QUO VADIS, ANGREZI?
THE PAST
More than a thousand years ago, what we call English today started as a ‘pidgin’, a very simplified speech used by Anglo-Saxons and Vikings for basic communication. As interactions between the two peoples developed, the new speech developed at all levels (phonology, syntax and lexis), dropped most inflections and became the mother tongue of a growing number of children. This stage is known as ‘creole’. Then writers entered the picture. The most famous are Chaucer and Shakespeare. When James I sponsored the translation of the Bible into English, that gave an extra boost to the language which eventually became the language of Great Britain.
THE PRESENT
Today, that creole language has become the quasi-universal language. It is the main language of North America, Great Britain, Australia and New Zealand; it is the most popular and vibrant language of the Indian Peninsula; it is the lingua franca of the Republic of South Africa (RSA); in Zimbabwe, it is one of the official languages, the main medium of instruction and an indispensable lingua franca; it is the official language of Sierra Leone, Ghana, Nigeria, Kenya (together with Swahili), Botswana, Zambia, Rwanda etc. Several Francophone countries where the use of French is on the decline, have joined the Commonwealth of Nations (56 countries) where English is the dominant and active lingua franca. President Macron of France recently stated that he had to admit that French cannot compete with English which is the most commonly used language in the EU. In Vietnam, English has ousted French. In the most prestigious universities of the People’s Republic of China, English is the medium of teaching and research.
What has led to the increasing popularity and prestige of English?
There is a general belief that the English Language has enormously benefitted from British colonialism and US imperialism but I believe that this is not the main reason. Being a creole language, it is not synthetic but analytic. Inflections are very rare. An English verb has a minimum of 3 forms (cut, cuts, cutting); regular verbs have 4 forms (work, works, working, worked); irregular verbs have 5 forms (eat, eats, eating, ate, eaten). A French verb has dozens of forms. The present tense alone of the verb ‘manger’, has 5 forms: mange, manges, mangeons, mangez and mangent. English adjectives have only one form: a beautiful child, a beautiful flower, beautiful children and flowers, a beautiful house etc. In French an adjective has several forms: un beau pays, un bel homme, une belle fille, des beaux yeux, des belles femmes. A full contrastive analysis will show the difficulty faced by learners of French as a foreign language.
THE FUTURE
With globalisation, the internet, growing use of IT and travelling facilities, the planet is shrinking into a big village and in this global village, people are in greater need for a basic medium of ‘border-crossing’, cross-cultural communication (L2). Synthetic languages like French or Hindi have no chance of winning the communication battle. Countries will opt for the universal creole lingua franca which English (L2) is, together with their local national language (L1) which defines national identity. To succeed, languages like French or Hindi must eat the humble pie and opt as languages of culture to be mastered as foreign languages or L3.
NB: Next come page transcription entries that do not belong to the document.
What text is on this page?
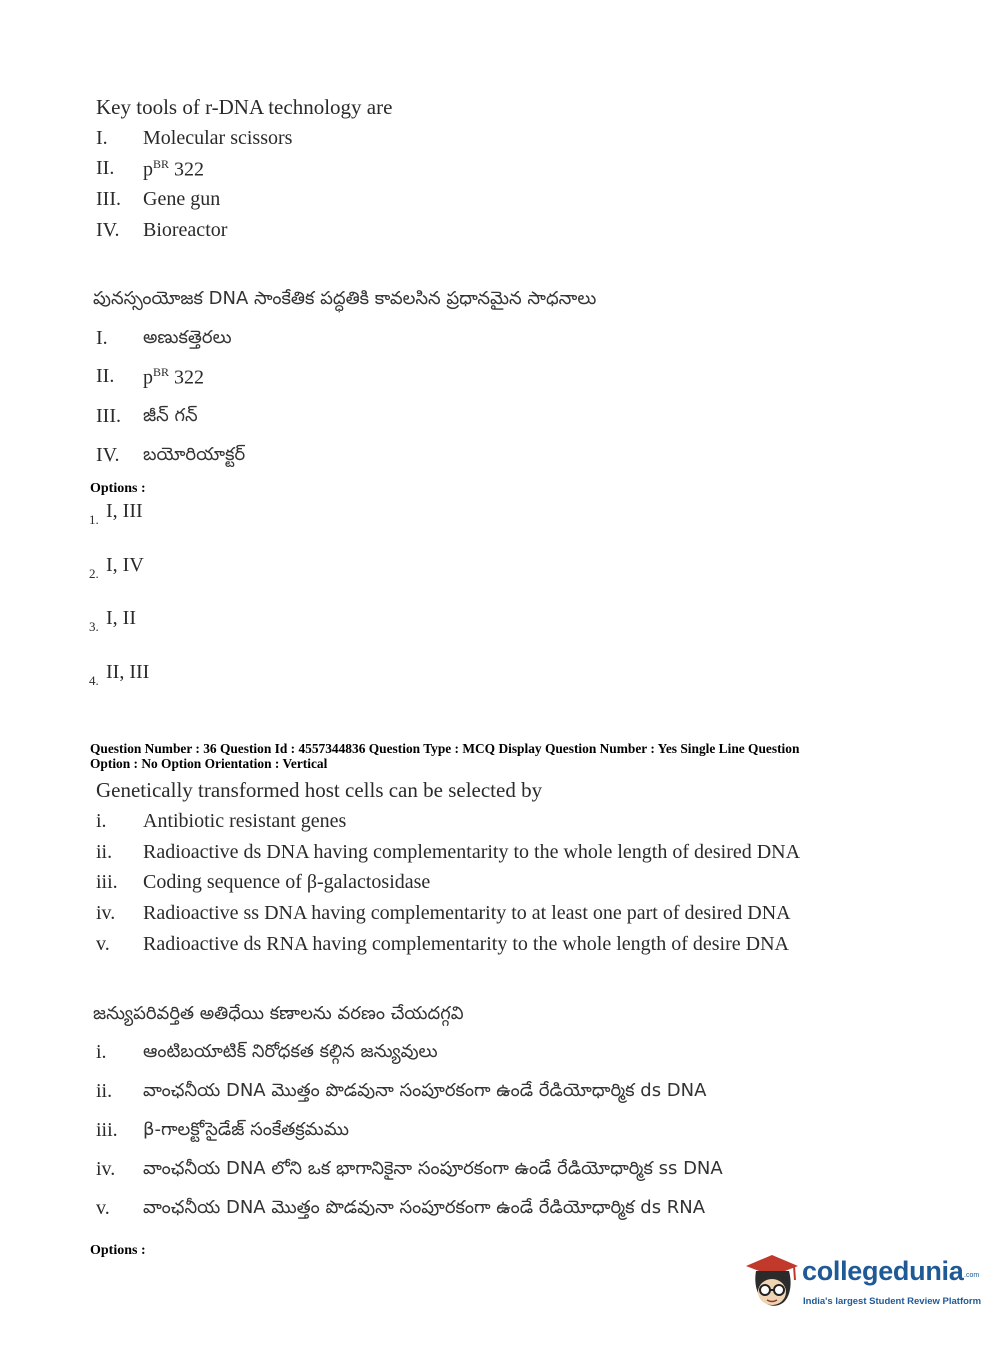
Key tools of r-DNA technology are
I. Molecular scissors
II. $p^{BR}$ 322
III. Gene gun
IV. Bioreactor
పునస్సంయోజక DNA సాంకేతిక పద్ధతికి కావలసిన ప్రధానమైన సాధనాలు
I. అణుకత్తెరలు
II. $p^{BR}$ 322
III. జీన్ గన్
IV. బయోరియాక్టర్
Options :
1. I, III
2. I, IV
3. I, II
4. II, III
Question Number : 36 Question Id : 4557344836 Question Type : MCQ Display Question Number : Yes Single Line Question
Option : No Option Orientation : Vertical
Genetically transformed host cells can be selected by
i. Antibiotic resistant genes
ii. Radioactive ds DNA having complementarity to the whole length of desired DNA
iii. Coding sequence of β-galactosidase
iv. Radioactive ss DNA having complementarity to at least one part of desired DNA
v. Radioactive ds RNA having complementarity to the whole length of desire DNA
జన్యుపరివర్తిత అతిధేయి కణాలను వరణం చేయదగ్గవి
i. ఆంటిబయాటిక్ నిరోధకత కల్గిన జన్యువులు
ii. వాంఛనీయ DNA మొత్తం పొడవునా సంపూరకంగా ఉండే రేడియోధార్మిక ds DNA
iii. β-గాలక్టోసైడేజ్ సంకేతక్రమము
iv. వాంఛనీయ DNA లోని ఒక భాగానికైనా సంపూరకంగా ఉండే రేడియోధార్మిక ss DNA
v. వాంఛనీయ DNA మొత్తం పొడవునా సంపూరకంగా ఉండే రేడియోధార్మిక ds RNA
Options :
collegedunia .com
India's largest Student Review Platform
In the Maritime Republic of Mauritius, we are very fortunate to have as L1 Mauritian and Rodriguan and English as L2. These are 3 creole languages. The acquisition of L1 literacy (Mauritian or Rodriguan) will pave the way to quick and successful L2 literacy (English). Creole languages have syntactic similarities which facilitate the mastery of English.
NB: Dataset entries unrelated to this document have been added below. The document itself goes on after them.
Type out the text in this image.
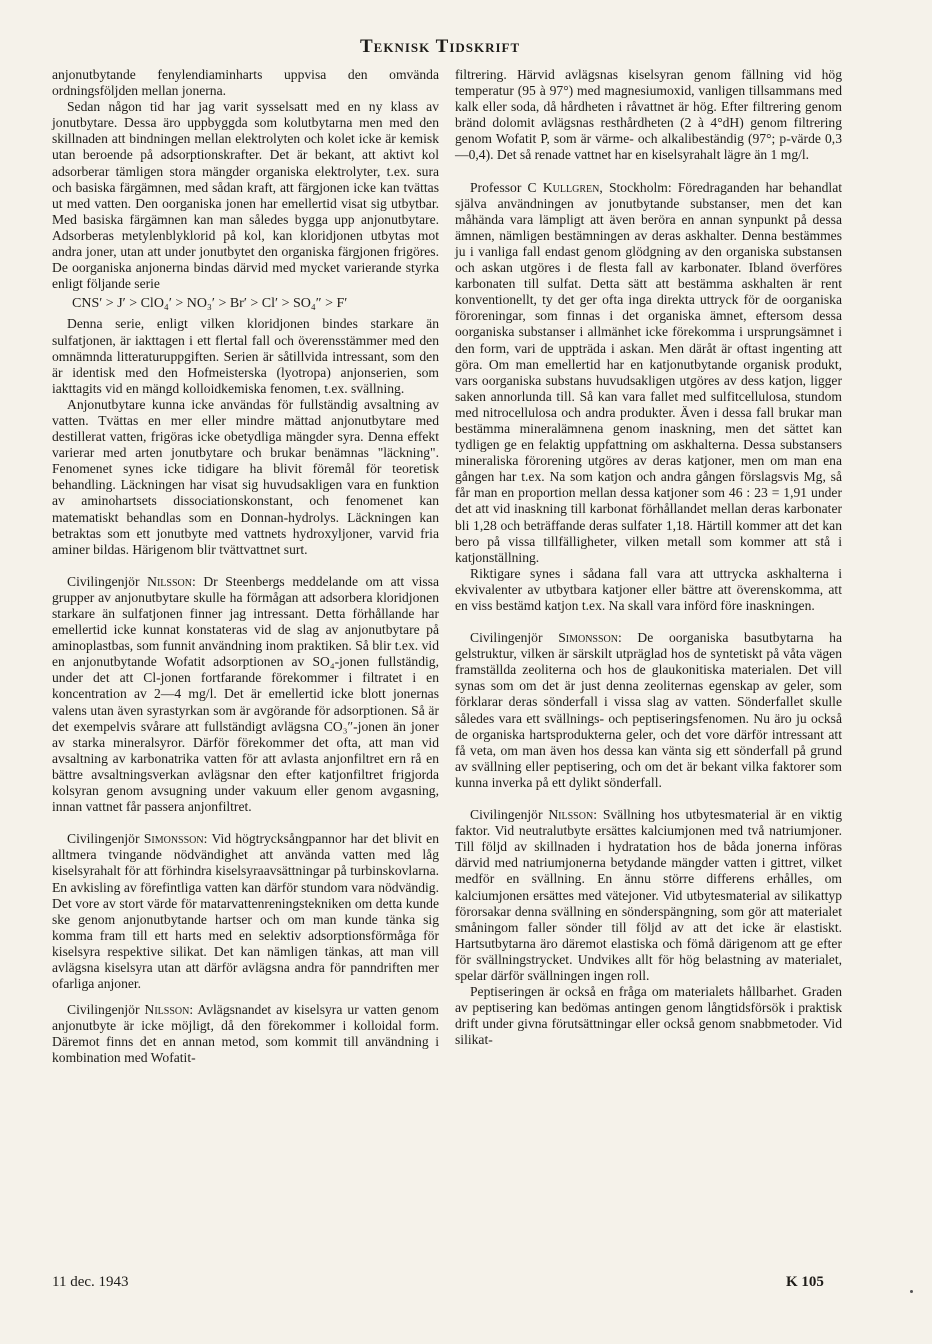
Teknisk Tidskrift

anjonutbytande fenylendiaminharts uppvisa den omvända ordningsföljden mellan jonerna.

Sedan någon tid har jag varit sysselsatt med en ny klass av jonutbytare. Dessa äro uppbyggda som kolutbytarna men med den skillnaden att bindningen mellan elektrolyten och kolet icke är kemisk utan beroende på adsorptionskrafter. Det är bekant, att aktivt kol adsorberar tämligen stora mängder organiska elektrolyter, t.ex. sura och basiska färgämnen, med sådan kraft, att färgjonen icke kan tvättas ut med vatten. Den oorganiska jonen har emellertid visat sig utbytbar. Med basiska färgämnen kan man således bygga upp anjonutbytare. Adsorberas metylenblyklorid på kol, kan kloridjonen utbytas mot andra joner, utan att under jonutbytet den organiska färgjonen frigöres. De oorganiska anjonerna bindas därvid med mycket varierande styrka enligt följande serie

CNS′ > J′ > ClO₄′ > NO₃′ > Br′ > Cl′ > SO₄″ > F′

Denna serie, enligt vilken kloridjonen bindes starkare än sulfatjonen, är iakttagen i ett flertal fall och överensstämmer med den omnämnda litteraturuppgiften. Serien är såtillvida intressant, som den är identisk med den Hofmeisterska (lyotropa) anjonserien, som iakttagits vid en mängd kolloidkemiska fenomen, t.ex. svällning.

Anjonutbytare kunna icke användas för fullständig avsaltning av vatten. Tvättas en mer eller mindre mättad anjonutbytare med destillerat vatten, frigöras icke obetydliga mängder syra. Denna effekt varierar med arten jonutbytare och brukar benämnas "läckning". Fenomenet synes icke tidigare ha blivit föremål för teoretisk behandling. Läckningen har visat sig huvudsakligen vara en funktion av aminohartsets dissociationskonstant, och fenomenet kan matematiskt behandlas som en Donnan-hydrolys. Läckningen kan betraktas som ett jonutbyte med vattnets hydroxyljoner, varvid fria aminer bildas. Härigenom blir tvättvattnet surt.

Civilingenjör Nilsson: Dr Steenbergs meddelande om att vissa grupper av anjonutbytare skulle ha förmågan att adsorbera kloridjonen starkare än sulfatjonen finner jag intressant. Detta förhållande har emellertid icke kunnat konstateras vid de slag av anjonutbytare på aminoplastbas, som funnit användning inom praktiken. Så blir t.ex. vid en anjonutbytande Wofatit adsorptionen av SO₄-jonen fullständig, under det att Cl-jonen fortfarande förekommer i filtratet i en koncentration av 2—4 mg/l. Det är emellertid icke blott jonernas valens utan även syrastyrkan som är avgörande för adsorptionen. Så är det exempelvis svårare att fullständigt avlägsna CO₃″-jonen än joner av starka mineralsyror. Därför förekommer det ofta, att man vid avsaltning av karbonatrika vatten för att avlasta anjonfiltret ern rå en bättre avsaltningsverkan avlägsnar den efter katjonfiltret frigjorda kolsyran genom avsugning under vakuum eller genom avgasning, innan vattnet får passera anjonfiltret.

Civilingenjör Simonsson: Vid högtrycksångpannor har det blivit en alltmera tvingande nödvändighet att använda vatten med låg kiselsyrahalt för att förhindra kiselsyraavsättningar på turbinskovlarna. En avkisling av förefintliga vatten kan därför stundom vara nödvändig. Det vore av stort värde för matarvattenreningstekniken om detta kunde ske genom anjonutbytande hartser och om man kunde tänka sig komma fram till ett harts med en selektiv adsorptionsförmåga för kiselsyra respektive silikat. Det kan nämligen tänkas, att man vill avlägsna kiselsyra utan att därför avlägsna andra för panndriften mer ofarliga anjoner.

Civilingenjör Nilsson: Avlägsnandet av kiselsyra ur vatten genom anjonutbyte är icke möjligt, då den förekommer i kolloidal form. Däremot finns det en annan metod, som kommit till användning i kombination med Wofatit-

filtrering. Härvid avlägsnas kiselsyran genom fällning vid hög temperatur (95 à 97°) med magnesiumoxid, vanligen tillsammans med kalk eller soda, då hårdheten i råvattnet är hög. Efter filtrering genom bränd dolomit avlägsnas resthårdheten (2 à 4°dH) genom filtrering genom Wofatit P, som är värme- och alkalibeständig (97°; p-värde 0,3—0,4). Det så renade vattnet har en kiselsyrahalt lägre än 1 mg/l.

Professor C Kullgren, Stockholm: Föredraganden har behandlat själva användningen av jonutbytande substanser, men det kan måhända vara lämpligt att även beröra en annan synpunkt på dessa ämnen, nämligen bestämningen av deras askhalter. Denna bestämmes ju i vanliga fall endast genom glödgning av den organiska substansen och askan utgöres i de flesta fall av karbonater. Ibland överföres karbonaten till sulfat. Detta sätt att bestämma askhalten är rent konventionellt, ty det ger ofta inga direkta uttryck för de oorganiska föroreningar, som finnas i det organiska ämnet, eftersom dessa oorganiska substanser i allmänhet icke förekomma i ursprungsämnet i den form, vari de uppträda i askan. Men däråt är oftast ingenting att göra. Om man emellertid har en katjonutbytande organisk produkt, vars oorganiska substans huvudsakligen utgöres av dess katjon, ligger saken annorlunda till. Så kan vara fallet med sulfitcellulosa, stundom med nitrocellulosa och andra produkter. Även i dessa fall brukar man bestämma mineralämnena genom inaskning, men det sättet kan tydligen ge en felaktig uppfattning om askhalterna. Dessa substansers mineraliska förorening utgöres av deras katjoner, men om man ena gången har t.ex. Na som katjon och andra gången förslagsvis Mg, så får man en proportion mellan dessa katjoner som 46 : 23 = 1,91 under det att vid inaskning till karbonat förhållandet mellan deras karbonater bli 1,28 och beträffande deras sulfater 1,18. Härtill kommer att det kan bero på vissa tillfälligheter, vilken metall som kommer att stå i katjonställning.

Riktigare synes i sådana fall vara att uttrycka askhalterna i ekvivalenter av utbytbara katjoner eller bättre att överenskomma, att en viss bestämd katjon t.ex. Na skall vara införd före inaskningen.

Civilingenjör Simonsson: De oorganiska basutbytarna ha gelstruktur, vilken är särskilt utpräglad hos de syntetiskt på våta vägen framställda zeoliterna och hos de glaukonitiska materialen. Det vill synas som om det är just denna zeoliternas egenskap av geler, som förklarar deras sönderfall i vissa slag av vatten. Sönderfallet skulle således vara ett svällnings- och peptiseringsfenomen. Nu äro ju också de organiska hartsprodukterna geler, och det vore därför intressant att få veta, om man även hos dessa kan vänta sig ett sönderfall på grund av svällning eller peptisering, och om det är bekant vilka faktorer som kunna inverka på ett dylikt sönderfall.

Civilingenjör Nilsson: Svällning hos utbytesmaterial är en viktig faktor. Vid neutralutbyte ersättes kalciumjonen med två natriumjoner. Till följd av skillnaden i hydratation hos de båda jonerna införas därvid med natriumjonerna betydande mängder vatten i gittret, vilket medför en svällning. En ännu större differens erhålles, om kalciumjonen ersättes med vätejoner. Vid utbytesmaterial av silikattyp förorsakar denna svällning en sönderspängning, som gör att materialet småningom faller sönder till följd av att det icke är elastiskt. Hartsutbytarna äro däremot elastiska och fömå därigenom att ge efter för svällningstrycket. Undvikes allt för hög belastning av materialet, spelar därför svällningen ingen roll.

Peptiseringen är också en fråga om materialets hållbarhet. Graden av peptisering kan bedömas antingen genom långtidsförsök i praktisk drift under givna förutsättningar eller också genom snabbmetoder. Vid silikat-

11 dec. 1943	K 105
To illustrate this, let us have a quick look at the tense and aspect structure of Mauritian and English:
Present tense: Mo manze. / I eat.
Present progressive: Mo pe manze. / I am eating.
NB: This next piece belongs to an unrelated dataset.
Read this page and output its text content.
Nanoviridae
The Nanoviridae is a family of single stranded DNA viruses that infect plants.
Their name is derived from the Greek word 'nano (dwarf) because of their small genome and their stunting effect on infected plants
Present perfective: Mo finn manze. / I have eaten.
Past tense: Mo ti manze. / I ate.
Past progressive: Mo ti pe manze. / I was eating.
Past perfective: Mo ti finn manze. / I had eaten.
Future tense: Mo pou manze. / I will eat.
Past in future: Mo ti pou manze si … / I would eat if …
If we are wise enough to use properly our cultural resources, we can make of our republic a model in the fight against illiteracy and poverty. And the cherry on the cake will be mastery of a third language.
This is not blah-blah-blah. This is not a discourse on the sex of angels. A course in literacy and numeracy which I mounted with the help of the Catholic Church and which used Mauritian as main medium and English as L2 was very successful and won a Commonwealth award. 200 children who had failed CPE (year 6) twice were taken on board. After 3 years, over 75% passed the National Examination Certificate (year 9). All of them are now skilled workers and literate citizens.
I would not be surprised that in a not-too-distant future, Reunion decides to invest more in the acquisition of English.
Madagascar, a neighbour of RSA and a country with strong links with the creole islands in the Indian Ocean (Seychelles, Reunion, Mauritius, Rodrigues) will certainly benefit from some command of English, the language of international trade.
Is that idle dreaming? Time will tell.